In April 2016, MPs failed to pass a crucial bill to effect the two-thirds gender rule, despite a passionate appeal from President Uhuru Kenyatta.

“I call upon all our members to vote for this bill. We need to pass this bill into law to comply with the constitutional provisions on the composition of elective offices in Kenya. The people of Kenya are waiting to see you make history this afternoon,” Uhuru said in a statement ahead of the voting.

But the lawmakers failed to make history and did not enact the enabling legislation to ensure equitable gender representation in Parliament.

In a day of haggling and intense lobbying by women MPs preceded by a dinner hosted in honor of their men counterparts to appease them to pass the bill, only 195 MPs voted in its support, despite 242 members being present.

Women MPs under their KEWOPA caucus had hosted the men in a special dinner at Hotel Intercontinental to lobby for their support.

But when voting time came yesterday, 28 MPs voted against the bill while 92 abstained.

The bill stipulates that one cannot be nominated for a special seat for more than two terms.

It says the provision for the special seats will lapse 20 years after the 2017 elections.

The constitution does not stipulate the formula through which the two-thirds principle should be achieved.

It leaves it to the state to put in place a law for the purpose.

But the women politicians said going forward the bill seeking to enact the rule must be revisited and re-introduced in the house.

The women further demanded the adaption and application of the opposite gender rule by all arms of the national and county government.

Further, the recommendation proposes that divisive elections through mixed-member proportional representation in the political parties are good and progressive in the quest for gender equality.

The recommendations come even as the house seems to have changed tact in ensuring women get more political seats in the 2022 election.

In a new proposal that could compel political parties to nominate more women before elections, Legislators want the law amended to require political parties to ensure that at least a third of its candidates for parliamentary and county assembly elections are of either gender.

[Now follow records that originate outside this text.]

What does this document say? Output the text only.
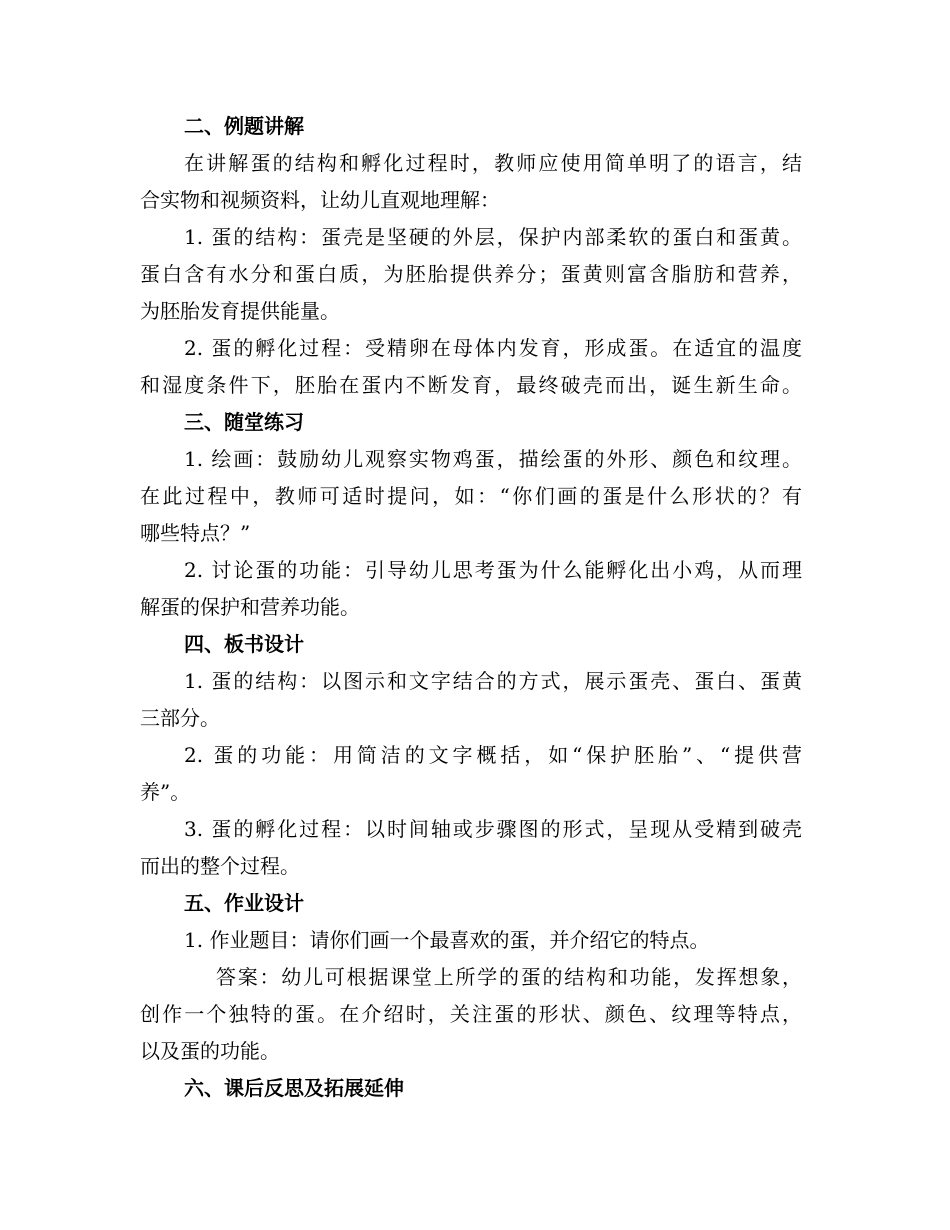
二、例题讲解
在讲解蛋的结构和孵化过程时，教师应使用简单明了的语言，结
合实物和视频资料，让幼儿直观地理解：
1. 蛋的结构：蛋壳是坚硬的外层，保护内部柔软的蛋白和蛋黄。
蛋白含有水分和蛋白质，为胚胎提供养分；蛋黄则富含脂肪和营养，
为胚胎发育提供能量。
2. 蛋的孵化过程：受精卵在母体内发育，形成蛋。在适宜的温度
和湿度条件下，胚胎在蛋内不断发育，最终破壳而出，诞生新生命。
三、随堂练习
1. 绘画：鼓励幼儿观察实物鸡蛋，描绘蛋的外形、颜色和纹理。
在此过程中，教师可适时提问，如：“你们画的蛋是什么形状的？有
哪些特点？”
2. 讨论蛋的功能：引导幼儿思考蛋为什么能孵化出小鸡，从而理
解蛋的保护和营养功能。
四、板书设计
1. 蛋的结构：以图示和文字结合的方式，展示蛋壳、蛋白、蛋黄
三部分。
2. 蛋的功能：用简洁的文字概括，如“保护胚胎”、“提供营
养”。
3. 蛋的孵化过程：以时间轴或步骤图的形式，呈现从受精到破壳
而出的整个过程。
五、作业设计
1. 作业题目：请你们画一个最喜欢的蛋，并介绍它的特点。
答案：幼儿可根据课堂上所学的蛋的结构和功能，发挥想象，
创作一个独特的蛋。在介绍时，关注蛋的形状、颜色、纹理等特点，
以及蛋的功能。
六、课后反思及拓展延伸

The amendments spearheaded by the National Assembly’s Constitutional Implementation and Oversight Committee (CIOC) will also make it mandatory that at least five per cent of the nominees are persons with disabilities.

As a deterrent measure, the proposed law bars IEBC from accepting lists of candidates from political parties that do not meet the gender rule.

“The commission shall not accept the list of candidates nominated by a political party unless it is satisfied the political party has complied,” the bill states in part.